Disposizioni in materia di regolazione e vigilanza sui mercati e 
di funzionamento della Autorità Indipendenti preposte ai medesimi

AUDIZIONE DEL PRESIDENTE DELLA CONSOB  LAMBERTO CARDIA

Roma, 14 giugno 2007

 

Signor Presidente, Signori Senatori,

per prima cosa desidero ringraziarVi per aver voluto accogliere il contributo della Consob all’analisi e alla riflessione sul progetto legislativo recante “Disposizioni in materia di regolazione e vigilanza sui mercati e di funzionamento della Autorità Indipendenti preposte ai medesimi” (Atto Senato n. 1366).

Il disegno di legge, approvato dal Consiglio dei Ministri lo scorso 2 febbraio è l’ultimo di una serie di progetti che hanno affrontato il tema della riforma delle Autorità indipendenti1.

 

Le Autorità indipendenti sono infatti divenute una componente necessaria, seppur a volte dai tratti non ancora compiutamente definiti, dei sistemi istituzionali moderni.

La loro evoluzione è frutto dell’interazione di un complesso di fenomeni politici, istituzionali ed economici che trova oggi una ragione comune nel progressivo sviluppo e nella crescente globalizzazione dell’economia di mercato. 

In generale, nelle democrazie occidentali, le Autorità indipendenti hanno corrisposto all’esigenza di ripensare l’organizzazione dell’amministrazione statale nei rapporti ‘interni’ tra Stato e cittadini e successivamente nei  rapporti ‘esterni’ tra i singoli Paesi e tra essi e gli organismi sopranazionali.

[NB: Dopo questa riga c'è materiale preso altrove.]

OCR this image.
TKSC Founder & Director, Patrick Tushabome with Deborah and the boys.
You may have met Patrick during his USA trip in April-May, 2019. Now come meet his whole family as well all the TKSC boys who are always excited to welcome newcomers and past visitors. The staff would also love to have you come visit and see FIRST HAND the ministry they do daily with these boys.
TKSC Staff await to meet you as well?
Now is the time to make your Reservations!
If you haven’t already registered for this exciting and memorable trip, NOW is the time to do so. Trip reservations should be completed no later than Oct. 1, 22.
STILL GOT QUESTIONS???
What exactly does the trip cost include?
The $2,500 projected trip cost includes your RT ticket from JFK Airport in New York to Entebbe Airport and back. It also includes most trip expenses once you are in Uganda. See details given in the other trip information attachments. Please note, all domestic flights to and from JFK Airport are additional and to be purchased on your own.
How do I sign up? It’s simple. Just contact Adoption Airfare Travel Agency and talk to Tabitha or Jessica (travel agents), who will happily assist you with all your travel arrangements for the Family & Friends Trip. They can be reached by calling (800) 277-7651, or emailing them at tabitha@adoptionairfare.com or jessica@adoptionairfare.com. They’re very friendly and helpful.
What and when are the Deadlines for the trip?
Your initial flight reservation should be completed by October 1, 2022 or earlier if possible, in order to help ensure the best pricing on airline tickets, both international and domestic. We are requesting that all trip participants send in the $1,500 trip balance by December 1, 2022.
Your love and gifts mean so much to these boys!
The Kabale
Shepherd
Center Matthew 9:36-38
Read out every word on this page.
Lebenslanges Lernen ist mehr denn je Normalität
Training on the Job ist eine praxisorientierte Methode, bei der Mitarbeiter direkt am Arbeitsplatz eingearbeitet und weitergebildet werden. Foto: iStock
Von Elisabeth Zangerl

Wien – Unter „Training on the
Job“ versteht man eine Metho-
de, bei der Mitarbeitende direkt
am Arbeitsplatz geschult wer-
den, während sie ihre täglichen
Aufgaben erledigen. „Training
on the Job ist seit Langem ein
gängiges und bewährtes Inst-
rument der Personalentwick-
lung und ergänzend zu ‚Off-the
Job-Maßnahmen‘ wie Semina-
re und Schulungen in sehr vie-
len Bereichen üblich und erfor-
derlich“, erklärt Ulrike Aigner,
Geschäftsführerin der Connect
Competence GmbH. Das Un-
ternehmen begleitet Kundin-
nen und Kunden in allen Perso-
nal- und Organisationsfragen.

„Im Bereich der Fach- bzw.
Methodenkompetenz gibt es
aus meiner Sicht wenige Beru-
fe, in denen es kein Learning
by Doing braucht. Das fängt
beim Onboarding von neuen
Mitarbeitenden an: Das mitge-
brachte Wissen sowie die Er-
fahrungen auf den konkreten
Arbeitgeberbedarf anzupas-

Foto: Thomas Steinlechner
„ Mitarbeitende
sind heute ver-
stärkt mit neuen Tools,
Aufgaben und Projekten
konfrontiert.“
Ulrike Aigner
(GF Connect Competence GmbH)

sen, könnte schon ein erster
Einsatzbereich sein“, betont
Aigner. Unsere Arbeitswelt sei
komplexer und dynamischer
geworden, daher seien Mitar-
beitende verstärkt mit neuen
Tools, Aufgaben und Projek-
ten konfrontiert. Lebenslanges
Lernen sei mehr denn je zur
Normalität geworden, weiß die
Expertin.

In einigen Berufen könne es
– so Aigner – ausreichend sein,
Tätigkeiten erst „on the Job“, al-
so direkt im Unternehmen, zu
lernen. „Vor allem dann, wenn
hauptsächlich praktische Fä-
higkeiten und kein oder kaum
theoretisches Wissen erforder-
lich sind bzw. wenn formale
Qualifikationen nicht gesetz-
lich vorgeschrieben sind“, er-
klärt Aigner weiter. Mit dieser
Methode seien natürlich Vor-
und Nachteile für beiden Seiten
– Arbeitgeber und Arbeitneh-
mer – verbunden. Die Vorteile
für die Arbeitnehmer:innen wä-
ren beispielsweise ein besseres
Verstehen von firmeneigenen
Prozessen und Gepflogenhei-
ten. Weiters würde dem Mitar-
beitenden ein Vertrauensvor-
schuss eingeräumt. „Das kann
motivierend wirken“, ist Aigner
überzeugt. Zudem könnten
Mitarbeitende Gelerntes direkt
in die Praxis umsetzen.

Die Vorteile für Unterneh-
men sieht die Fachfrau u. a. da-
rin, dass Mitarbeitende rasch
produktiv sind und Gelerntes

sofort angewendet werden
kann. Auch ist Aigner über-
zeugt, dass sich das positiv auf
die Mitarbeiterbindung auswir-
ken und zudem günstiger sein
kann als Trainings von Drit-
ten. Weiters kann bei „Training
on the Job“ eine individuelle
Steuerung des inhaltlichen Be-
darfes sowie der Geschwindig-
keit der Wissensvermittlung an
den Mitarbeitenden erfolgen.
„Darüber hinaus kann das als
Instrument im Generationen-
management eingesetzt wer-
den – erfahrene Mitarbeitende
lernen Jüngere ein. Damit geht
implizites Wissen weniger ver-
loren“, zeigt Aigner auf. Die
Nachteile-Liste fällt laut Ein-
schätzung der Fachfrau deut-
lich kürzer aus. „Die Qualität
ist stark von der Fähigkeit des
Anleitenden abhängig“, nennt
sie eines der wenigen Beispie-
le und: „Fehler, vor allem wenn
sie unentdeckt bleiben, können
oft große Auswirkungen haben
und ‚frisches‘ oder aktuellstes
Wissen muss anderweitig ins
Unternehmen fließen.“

Sul piano interno, e in particolare nel settore finanziario, hanno interagito alcune dinamiche convergenti, tra le quali:

l’abbandono di un modello di amministrazione di tipo piramidale a favore di un modello di organizzazione statale ‘policentrica’ e ‘multiorganizzata’, nel cui ambito l’operato di organi tecnici, neutrali e indipendenti dagli indirizzi  politici, consente di preservare stabilmente la tutela di beni e interessi primari riconosciuti dalla Costituzione (il risparmio, la libertà di iniziativa economica) dall’influenza della dialettica politica; agli organi politici è riservato il potere di affermare – attraverso la via legislativa – i principi fondamentali che ne governano l’operato; il progressivo affermarsi dell’idea che, proprio per la rilevanza degli interessi in gioco, settori di amministrazione attiva debbano essere sottratti alla direzione e all’indirizzo del Governo, nelle loro strutture organizzative e nell’esercizio delle loro funzioni, per essere sottoposti esclusivamente alla legge e per operare in posizione di terzietà; la crescente importanza del principio di tutela del risparmiatore /consumatore e in senso lato dell’iniziativa economica, da assicurare principalmente attraverso il buon funzionamento del mercato e la correttezza dei comportamenti di chi vi opera.

 

Sul piano internazionale, la crescente intensità delle relazioni fra Stati e sistemi economici ha portato:

all’affermazione di reti istituzionali transnazionali, costituite da organismi interdipendenti e dotati di poteri e competenze omogenei2;

alla moltiplicazione delle fonti del diritto (non più solo lo Stato sovrano, ma le Istituzioni europee, le Corti internazionali, gli Organismi internazionali, ecc.)3; a livello internazionale si va affermando una sorta di ‘ius commune’ mercantile che vive accanto agli ‘iura propria’ dei singoli Stati e che corrisponde ad un mondo caratterizzato dalla libera circolazione delle merci e delle persone.

 

Il quadro legislativo europeo assegna alle Autorità indipendenti un ruolo di grande rilevanza, sia nell’elaborazione del corpus normativo sia nell’amministrazione delle norme negli ordinamenti nazionali, prevedendo che le Autorità siano poste nelle condizioni di garantire in piena autonomia l’attuazione dei principi comunitari traducendoli in coerenti norme regolamentari e in azioni di vigilanza conformi agli standard europei4. Si potrebbe quasi affermare che le Autorità indipendenti sono oramai divenute parte integrante di un sistema istituzionale europeo.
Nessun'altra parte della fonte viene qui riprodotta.